Se avecina una ofensiva de órdago para cuando don Sánchez indulte a los indepes catalanes, que no van a agradecérselo porque se cabrearon cuando les metieron al trullo y se cabrean ahora porque les sacan de él. ¿No han oído hablar del catalán emprenyat? Pues eso. Los indepes tienen ahora una tarea histórica ciclópea, que básicamente consiste en sacudirse de encima el laborioso ridículo que infligieron a sus seguidores llevándoles en procesión y con engaños a una república barataria y de paso ofrecer algunas disculpas a los españoles en general por su imprescindible colaboración en la eclosión y pujanza de la extrema derecha, la voxiana y la semipensionista.

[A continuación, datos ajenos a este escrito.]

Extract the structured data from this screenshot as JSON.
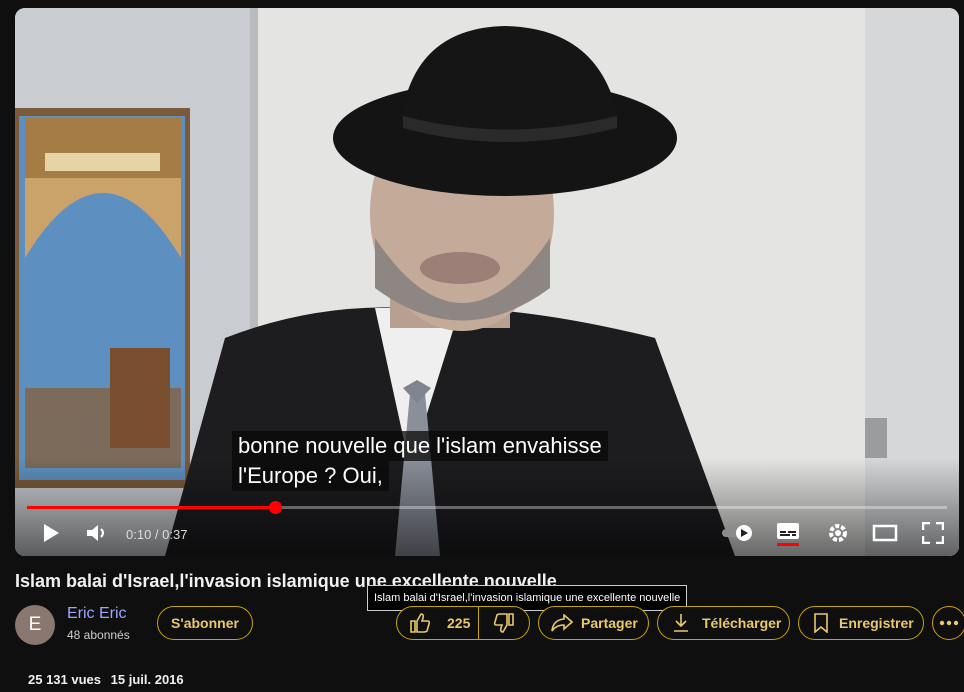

Sea como fuere, la ofensiva no se detendrá y ya se han presentado voluntarios de relumbrón. El presidente del supremo, don Lesmes, ha añadido a los argumentos dizque jurídicos del órgano que preside, contrario a los indultos, un poco de moralina de su cosecha, marca opus. Para el ilustre jurista, un indulto cuando no hay concordia es difícil de aceptar. Pero, vamos a ver, ¿no es la concordia el fin del indulto y no su premisa?
También don Felipe González ha sido llamado a filas y ha comparecido en la caja de reclutas de el hormiguero, cuyo director, don Motos, es a la industria televisiva lo que doña Ayuso a la industria política: ambos son divertidos, sorprendentes y atrozmente reaccionarios. Al cuestionario de reclutamiento, don Felipe ha respondido a su modo y manera. Él no va a la guerra con el grueso de la tropa porque es general de estado mayor retirado y bien que se ha encargado de explicar al interrogador todas las plumas y perifollos de los que se adorna su argumento. Si la ofensiva hunde a don Sánchez siempre podrá decir, ya os avisé, y si no tiene éxito, pues a esperar a la próxima cuidando las plumas, los perifollos y los bonsáis.
Entretanto, el buen pueblo se apresta a ofrecer toda la ayuda que puede a la ofensiva para derribar al gobierno felón, como antaño las damas de buena cuna donaban sus joyas y la ropa de cama para aprovisionar a la causa. En este contexto, es destacable la aportación del alcalde de Madrid, don Almeida, cuyo óbolo es de los que se recordarán cuanto todo esto haya pasado. Ahí es nada: un monumento de homenaje a la Legión en la plaza de Oriente (sí, junto al palacio real, la sede oficial de la monarquía, donde el otro arengaba a las masas en aquellos tiempos tan felices). El monumento no es una alegoría ni cede a la abstracción y otras moderneces, ni hablar, es una figura de seis metros que representa con impecable realismo a un legionario que empuña el máuser en posición de prevengan, la bayoneta calada y una concentrada expresión de pocos amigos. Puro realismo estalinista, que no todo lo que hizo Stalin fue malo. Si se me permite una crítica a la que quizá sean sensibles los innumerables fans de la Legión, la figura no está lo bastante despechugada y ya se sabe que el heroísmo de este cuerpo se mide por el número de botones de la camisa que sus miembros llevan desabrochados. La basa de la estatua quizá podría contener la leyenda sugerida por don Lesmes: A la concordia.
Esa cosa que llamamos España, en la que vivimos, es un estado que se ha hecho por desagregación. A medida que el imperio perdía territorios, la idea de España se reforzaba al coste de enviar tercios, reclutas de rayadillo y carne de cañón en general para evitar lo inevitable. La última leva fue la Legión, precisamente para conservar los territorios de Marruecos cuyo buen rey acaba de pasarnos la mano por la cara. Ahora, gracias a don Almeida, la Legión se ha replegado al corazón de España para proteger la libertad que doña Ayuso nos ha otorgado y defender Madrid de los catalanes que quieren irse de España como se fueron los saharauis, los marroquíes, los filipinos, los cubanos, los mexicanos, los portugueses, los flamencos, los napolitanos, etcétera, sin que la Legión ni nadie pudiera impedirlo, ay.